Investigating if the linker phosphorylation sites in Drosophila Smad2 control its stability and transcriptional activity
Authors: Edward Eivers; Pablo Flota; Kenny Castro
Affiliation: California State University Los Angeles
Keywords: g. wing disc; g. wing disc
Signals from the transforming growth factor beta (TGF-β) superfamily of ligands has been shown to be important for cell fate determination, proliferation and differentiation during embryonic development and tissue homeostasis in the adult. This broad family of signaling molecules is typically divided into the bone morphogenetic protein (BMP) and Activin/TGF-β sub-families.
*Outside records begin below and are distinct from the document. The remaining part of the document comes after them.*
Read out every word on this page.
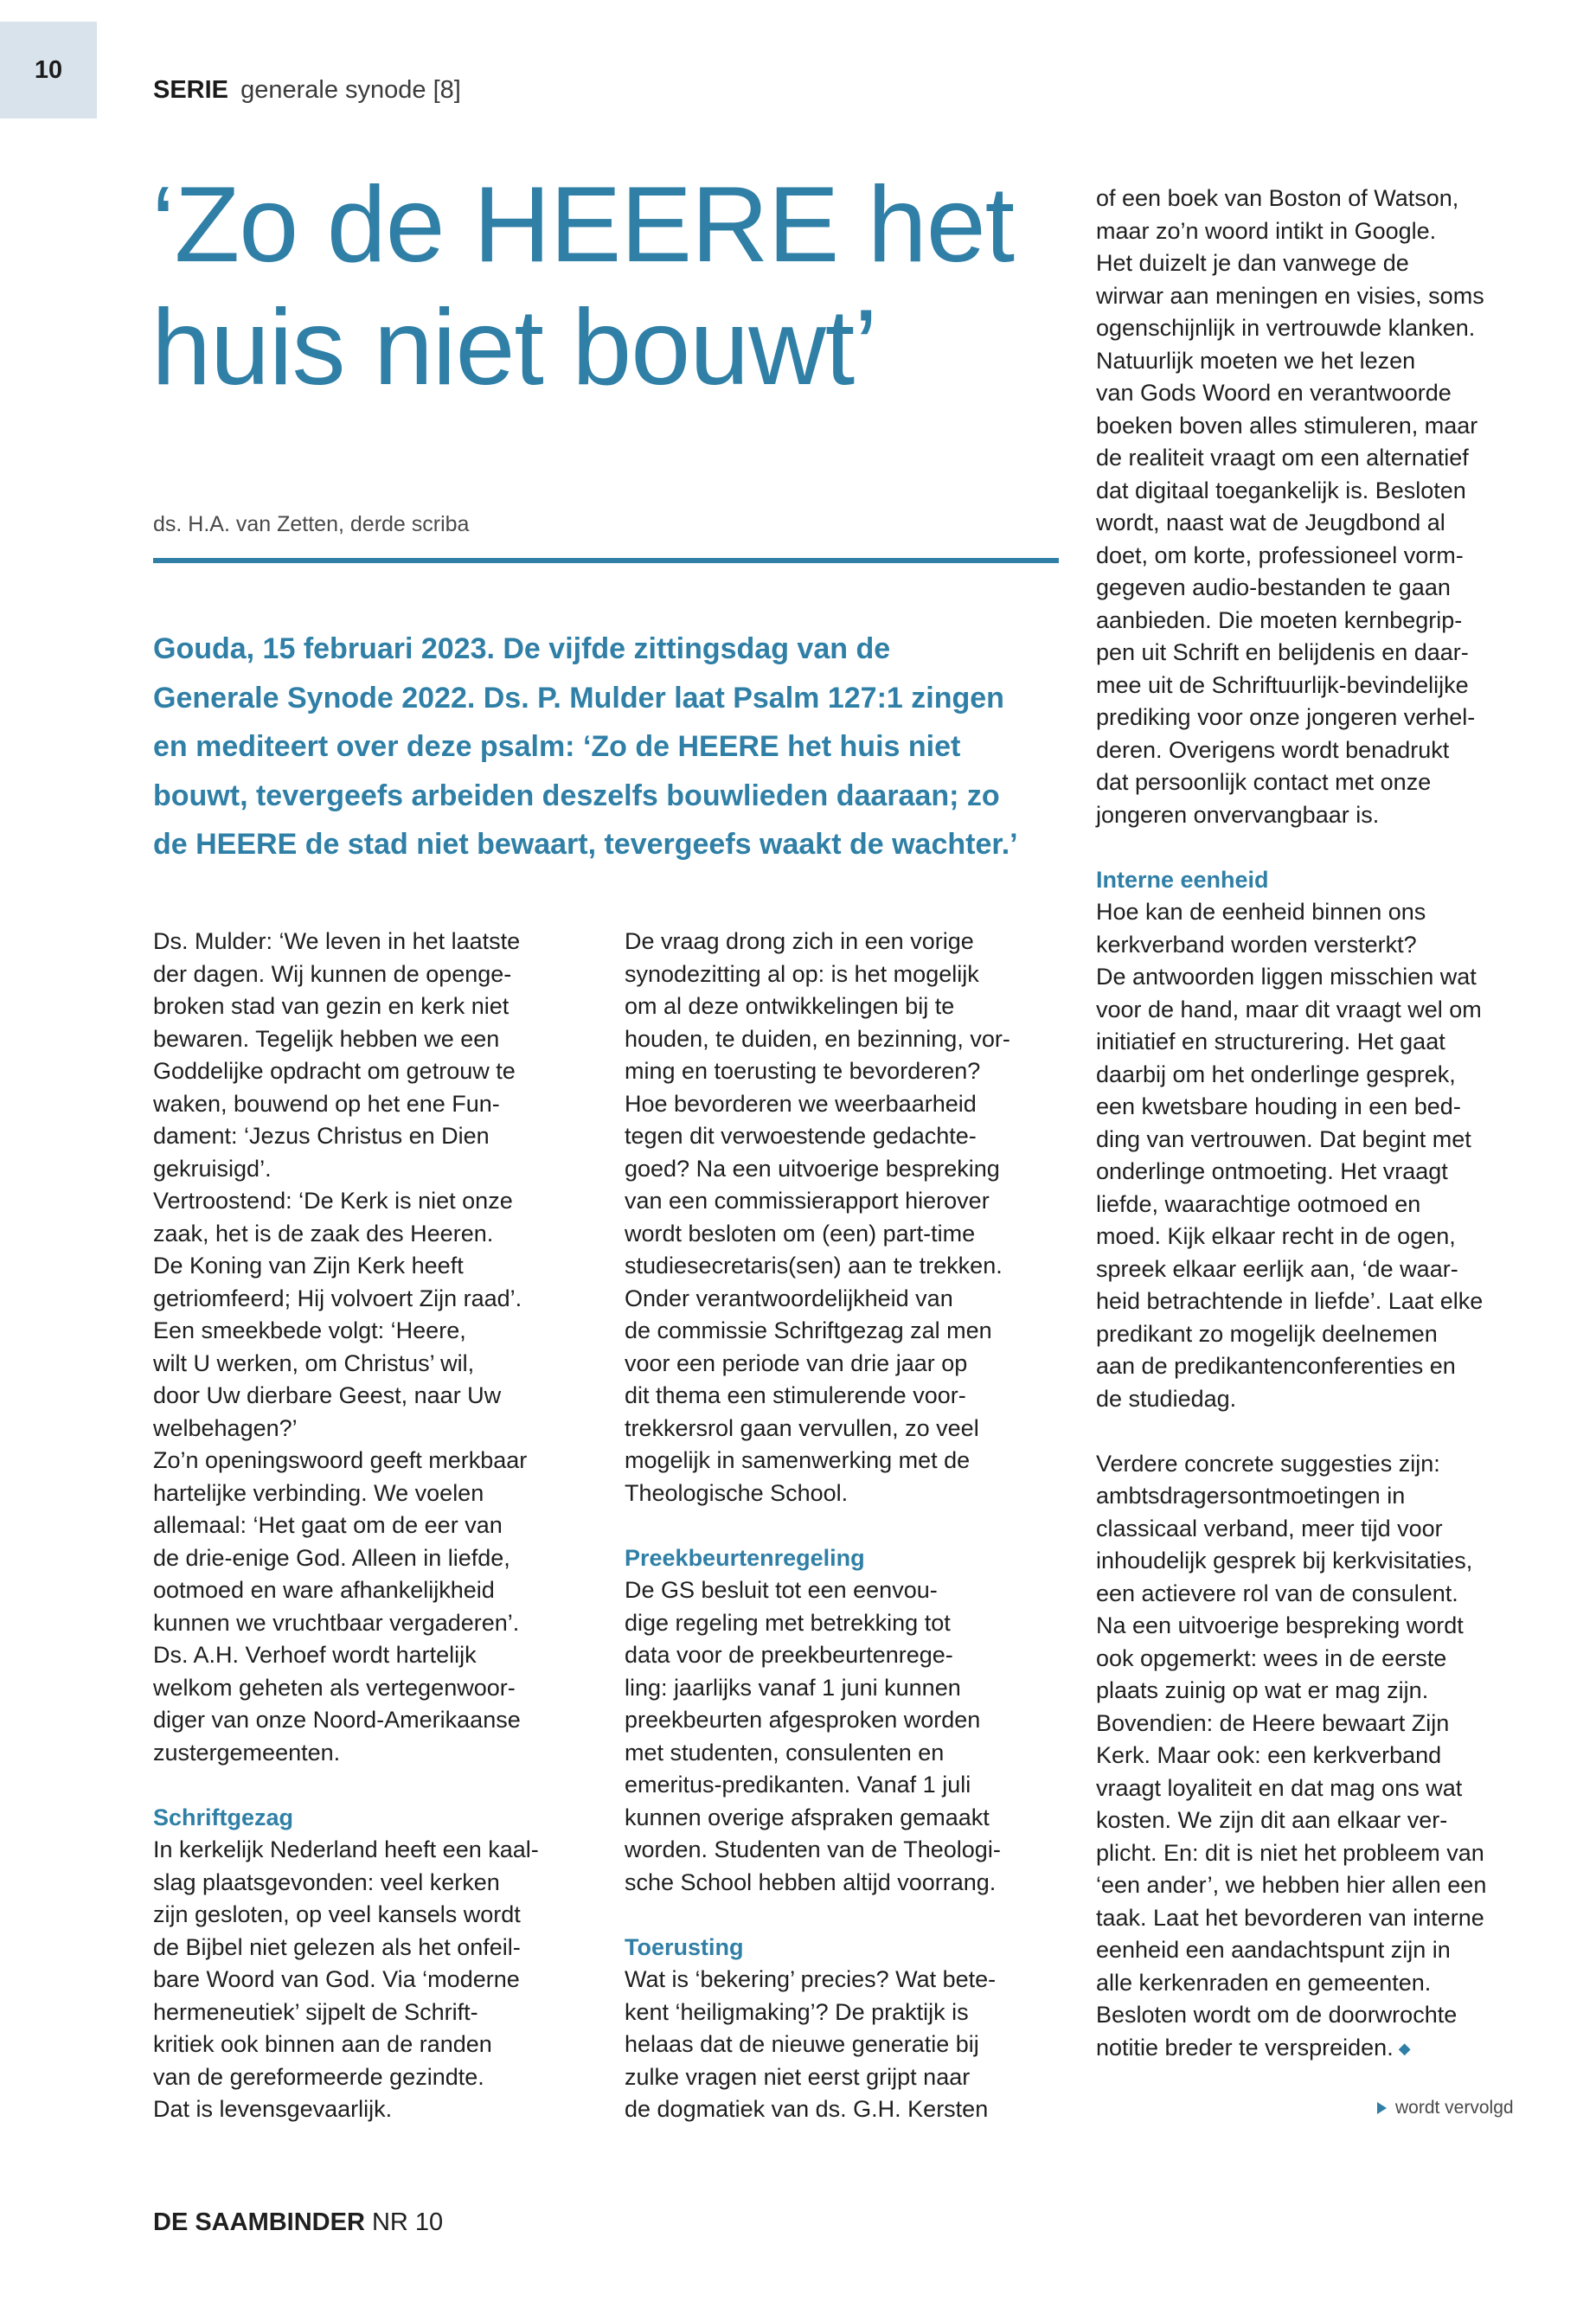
10
SERIE generale synode [8]
‘Zo de HEERE het
huis niet bouwt’
ds. H.A. van Zetten, derde scriba
Gouda, 15 februari 2023. De vijfde zittingsdag van de
Generale Synode 2022. Ds. P. Mulder laat Psalm 127:1 zingen
en mediteert over deze psalm: ‘Zo de HEERE het huis niet
bouwt, tevergeefs arbeiden deszelfs bouwlieden daaraan; zo
de HEERE de stad niet bewaart, tevergeefs waakt de wachter.’
Ds. Mulder: ‘We leven in het laatste
der dagen. Wij kunnen de openge-
broken stad van gezin en kerk niet
bewaren. Tegelijk hebben we een
Goddelijke opdracht om getrouw te
waken, bouwend op het ene Fun-
dament: ‘Jezus Christus en Dien
gekruisigd’.
Vertroostend: ‘De Kerk is niet onze
zaak, het is de zaak des Heeren.
De Koning van Zijn Kerk heeft
getriomfeerd; Hij volvoert Zijn raad’.
Een smeekbede volgt: ‘Heere,
wilt U werken, om Christus’ wil,
door Uw dierbare Geest, naar Uw
welbehagen?’
Zo’n openingswoord geeft merkbaar
hartelijke verbinding. We voelen
allemaal: ‘Het gaat om de eer van
de drie-enige God. Alleen in liefde,
ootmoed en ware afhankelijkheid
kunnen we vruchtbaar vergaderen’.
Ds. A.H. Verhoef wordt hartelijk
welkom geheten als vertegenwoor-
diger van onze Noord-Amerikaanse
zustergemeenten.
Schriftgezag
In kerkelijk Nederland heeft een kaal-
slag plaatsgevonden: veel kerken
zijn gesloten, op veel kansels wordt
de Bijbel niet gelezen als het onfeil-
bare Woord van God. Via ‘moderne
hermeneutiek’ sijpelt de Schrift-
kritiek ook binnen aan de randen
van de gereformeerde gezindte.
Dat is levensgevaarlijk.
De vraag drong zich in een vorige
synodezitting al op: is het mogelijk
om al deze ontwikkelingen bij te
houden, te duiden, en bezinning, vor-
ming en toerusting te bevorderen?
Hoe bevorderen we weerbaarheid
tegen dit verwoestende gedachte-
goed? Na een uitvoerige bespreking
van een commissierapport hierover
wordt besloten om (een) part-time
studiesecretaris(sen) aan te trekken.
Onder verantwoordelijkheid van
de commissie Schriftgezag zal men
voor een periode van drie jaar op
dit thema een stimulerende voor-
trekkersrol gaan vervullen, zo veel
mogelijk in samenwerking met de
Theologische School.
Preekbeurtenregeling
De GS besluit tot een eenvou-
dige regeling met betrekking tot
data voor de preekbeurtenrege-
ling: jaarlijks vanaf 1 juni kunnen
preekbeurten afgesproken worden
met studenten, consulenten en
emeritus-predikanten. Vanaf 1 juli
kunnen overige afspraken gemaakt
worden. Studenten van de Theologi-
sche School hebben altijd voorrang.
Toerusting
Wat is ‘bekering’ precies? Wat bete-
kent ‘heiligmaking’? De praktijk is
helaas dat de nieuwe generatie bij
zulke vragen niet eerst grijpt naar
de dogmatiek van ds. G.H. Kersten
of een boek van Boston of Watson,
maar zo’n woord intikt in Google.
Het duizelt je dan vanwege de
wirwar aan meningen en visies, soms
ogenschijnlijk in vertrouwde klanken.
Natuurlijk moeten we het lezen
van Gods Woord en verantwoorde
boeken boven alles stimuleren, maar
de realiteit vraagt om een alternatief
dat digitaal toegankelijk is. Besloten
wordt, naast wat de Jeugdbond al
doet, om korte, professioneel vorm-
gegeven audio-bestanden te gaan
aanbieden. Die moeten kernbegrip-
pen uit Schrift en belijdenis en daar-
mee uit de Schriftuurlijk-bevindelijke
prediking voor onze jongeren verhel-
deren. Overigens wordt benadrukt
dat persoonlijk contact met onze
jongeren onvervangbaar is.
Interne eenheid
Hoe kan de eenheid binnen ons
kerkverband worden versterkt?
De antwoorden liggen misschien wat
voor de hand, maar dit vraagt wel om
initiatief en structurering. Het gaat
daarbij om het onderlinge gesprek,
een kwetsbare houding in een bed-
ding van vertrouwen. Dat begint met
onderlinge ontmoeting. Het vraagt
liefde, waarachtige ootmoed en
moed. Kijk elkaar recht in de ogen,
spreek elkaar eerlijk aan, ‘de waar-
heid betrachtende in liefde’. Laat elke
predikant zo mogelijk deelnemen
aan de predikantenconferenties en
de studiedag.
Verdere concrete suggesties zijn:
ambtsdragersontmoetingen in
classicaal verband, meer tijd voor
inhoudelijk gesprek bij kerkvisitaties,
een actievere rol van de consulent.
Na een uitvoerige bespreking wordt
ook opgemerkt: wees in de eerste
plaats zuinig op wat er mag zijn.
Bovendien: de Heere bewaart Zijn
Kerk. Maar ook: een kerkverband
vraagt loyaliteit en dat mag ons wat
kosten. We zijn dit aan elkaar ver-
plicht. En: dit is niet het probleem van
‘een ander’, we hebben hier allen een
taak. Laat het bevorderen van interne
eenheid een aandachtspunt zijn in
alle kerkenraden en gemeenten.
Besloten wordt om de doorwrochte
notitie breder te verspreiden. ◆
wordt vervolgd
DE SAAMBINDER NR 10
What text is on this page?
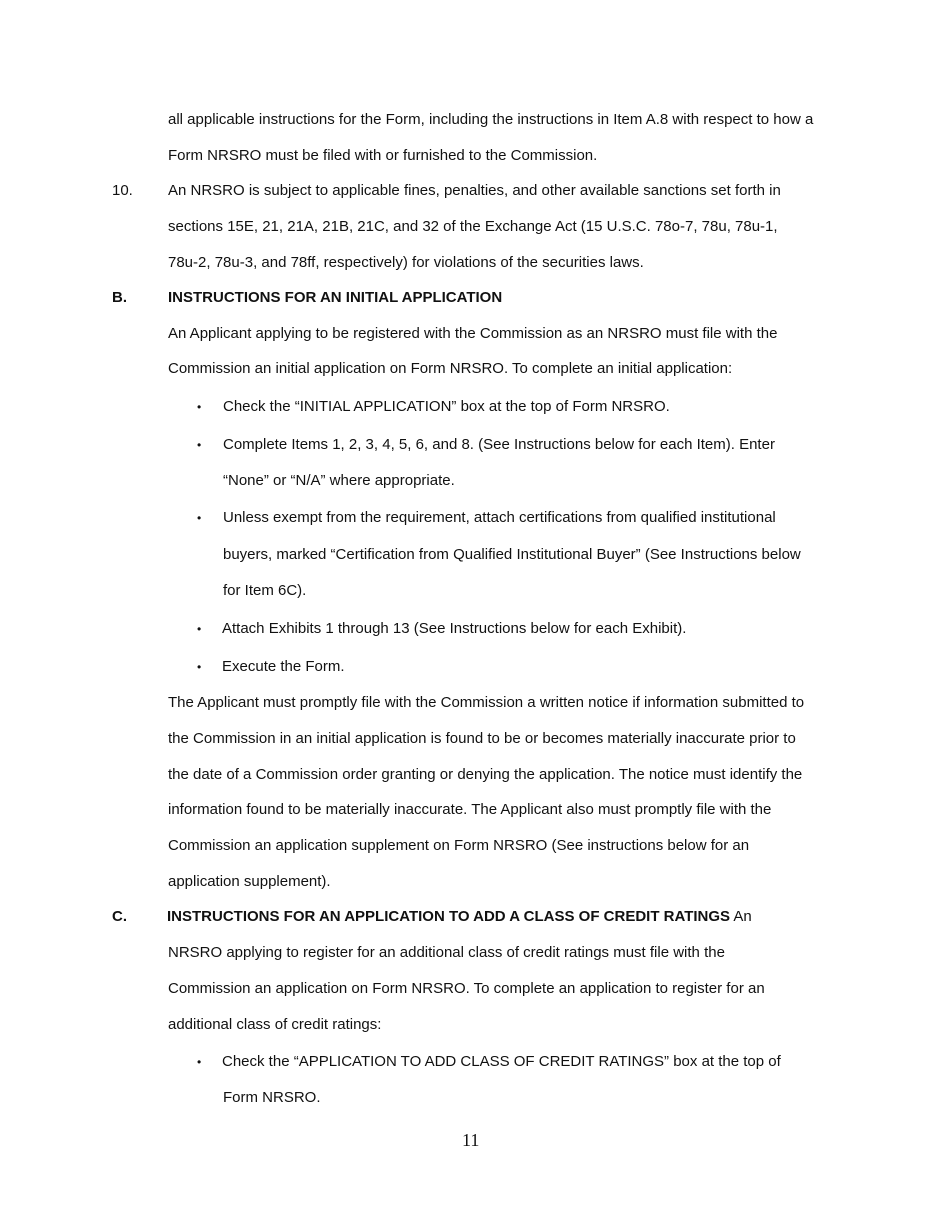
all applicable instructions for the Form, including the instructions in Item A.8 with respect to how a
Form NRSRO must be filed with or furnished to the Commission.
10. An NRSRO is subject to applicable fines, penalties, and other available sanctions set forth in
sections 15E, 21, 21A, 21B, 21C, and 32 of the Exchange Act (15 U.S.C. 78o-7, 78u, 78u-1,
78u-2, 78u-3, and 78ff, respectively) for violations of the securities laws.
B.	INSTRUCTIONS FOR AN INITIAL APPLICATION
An Applicant applying to be registered with the Commission as an NRSRO must file with the
Commission an initial application on Form NRSRO. To complete an initial application:
• Check the “INITIAL APPLICATION” box at the top of Form NRSRO.
• Complete Items 1, 2, 3, 4, 5, 6, and 8. (See Instructions below for each Item). Enter
“None” or “N/A” where appropriate.
• Unless exempt from the requirement, attach certifications from qualified institutional
buyers, marked “Certification from Qualified Institutional Buyer” (See Instructions below
for Item 6C).
• Attach Exhibits 1 through 13 (See Instructions below for each Exhibit).
• Execute the Form.
The Applicant must promptly file with the Commission a written notice if information submitted to
the Commission in an initial application is found to be or becomes materially inaccurate prior to
the date of a Commission order granting or denying the application. The notice must identify the
information found to be materially inaccurate. The Applicant also must promptly file with the
Commission an application supplement on Form NRSRO (See instructions below for an
application supplement).
C.	INSTRUCTIONS FOR AN APPLICATION TO ADD A CLASS OF CREDIT RATINGS An
NRSRO applying to register for an additional class of credit ratings must file with the
Commission an application on Form NRSRO. To complete an application to register for an
additional class of credit ratings:
• Check the “APPLICATION TO ADD CLASS OF CREDIT RATINGS” box at the top of
Form NRSRO.
11
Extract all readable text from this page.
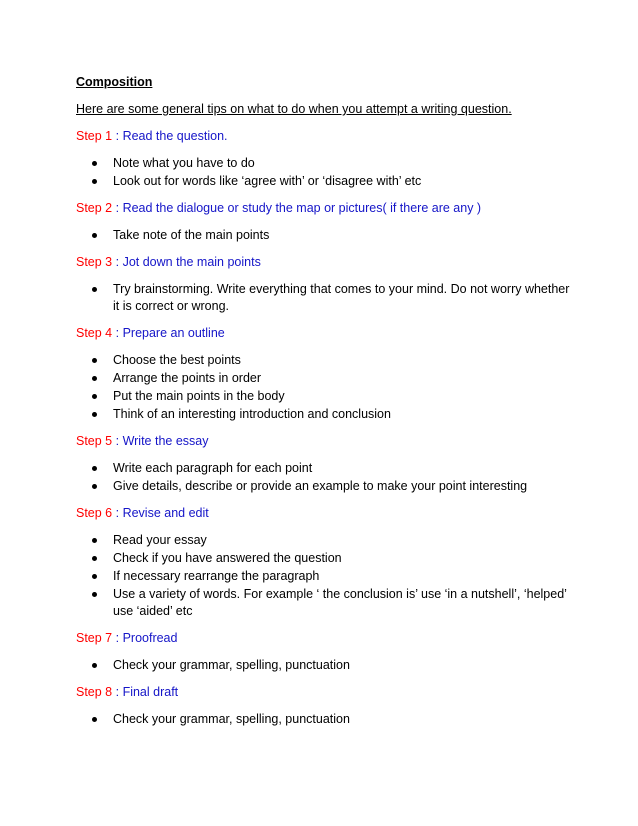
Composition

Here are some general tips on what to do when you attempt a writing question.

Step 1 : Read the question.

Note what you have to do
Look out for words like ‘agree with’ or ‘disagree with’ etc

Step 2 : Read the dialogue or study the map or pictures( if there are any )

Take note of the main points

Step 3 : Jot down the main points

Try brainstorming. Write everything that comes to your mind. Do not worry whether it is correct or wrong.

Step 4 : Prepare an outline

Choose the best points
Arrange the points in order
Put the main points in the body
Think of an interesting introduction and conclusion

Step 5 : Write the essay

Write each paragraph for each point
Give details, describe or provide an example to make your point interesting

Step 6 : Revise and edit

Read your essay
Check if you have answered the question
If necessary rearrange the paragraph
Use a variety of words. For example ‘ the conclusion is’ use ‘in a nutshell’, ‘helped’ use ‘aided’ etc

Step 7 : Proofread

Check your grammar, spelling, punctuation

Step 8 : Final draft

Check your grammar, spelling, punctuation
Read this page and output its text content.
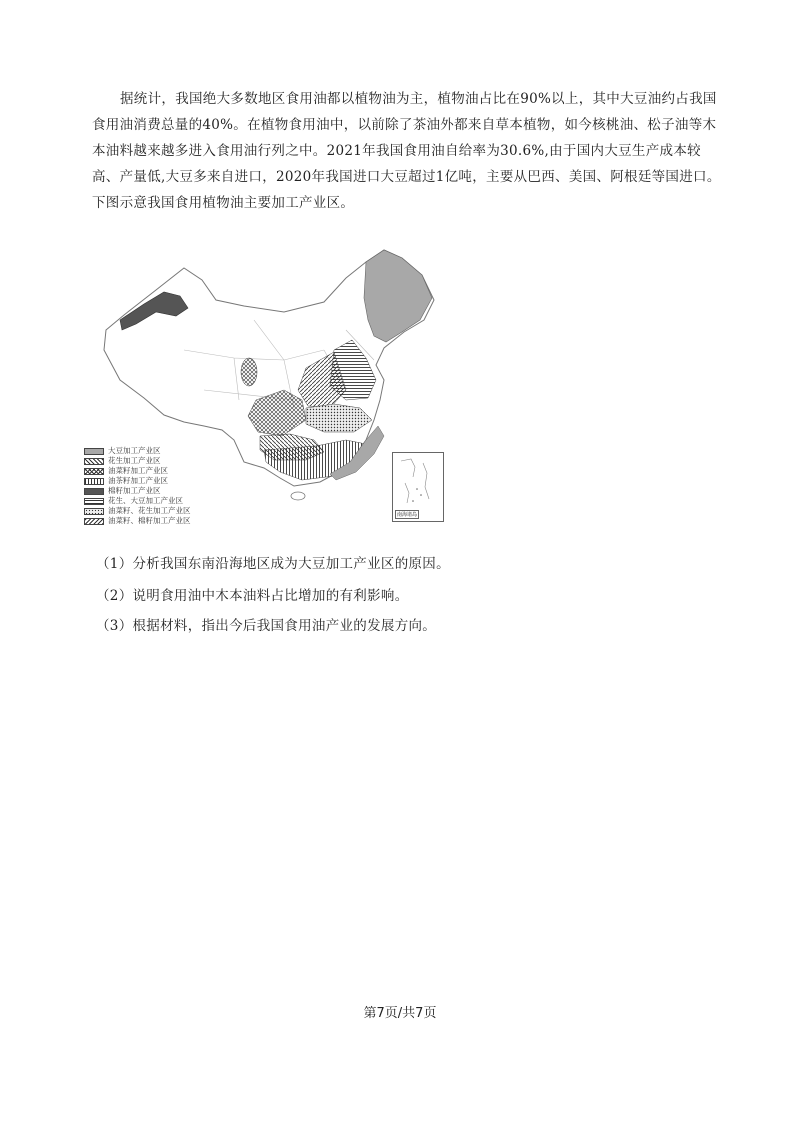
据统计，我国绝大多数地区食用油都以植物油为主，植物油占比在90%以上，其中大豆油约占我国食用油消费总量的40%。在植物食用油中，以前除了茶油外都来自草本植物，如今核桃油、松子油等木本油料越来越多进入食用油行列之中。2021年我国食用油自给率为30.6%,由于国内大豆生产成本较高、产量低,大豆多来自进口，2020年我国进口大豆超过1亿吨，主要从巴西、美国、阿根廷等国进口。下图示意我国食用植物油主要加工产业区。

大豆加工产业区
花生加工产业区
油菜籽加工产业区
油茶籽加工产业区
棉籽加工产业区
花生、大豆加工产业区
油菜籽、花生加工产业区
油菜籽、棉籽加工产业区
南海诸岛

（1）分析我国东南沿海地区成为大豆加工产业区的原因。

（2）说明食用油中木本油料占比增加的有利影响。

（3）根据材料，指出今后我国食用油产业的发展方向。

第7页/共7页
Our labs interest, focuses on the activities of a group of TGF- β proteins known as receptor Smads (R-Smads). These transcription factors transmit intracellular signals for each pathway when phosphorylated in their C-terminal domains by ligand-activated transmembrane receptors. In this study, we identified four potential phosphorylation sites in the central linker domain of Drosophila Smad2 (dSmad2). We present data showing that mutation of these linker sites into non-phosphorylatable alanines resulted in stabilization of C-terminally phosphorylated dSmad2 proteins. We also found that when dSmad2 linker mutants were misexpressed in Drosophila wing imaginal discs using Gal4 drivers, adult wings were, reduced in size, bifurcated and displayed severely disrupted venation when compared to control wings. We are also investigating if mutation of the linker phosphorylation sites in dSmad2 can affect expression of downstream TGF- β target genes. In conclusion, our experiments aim to broaden our understanding of the signaling activities of the TGF-β pathway, in particular dSmad2 signal regulation and duration during Drosophila wing development.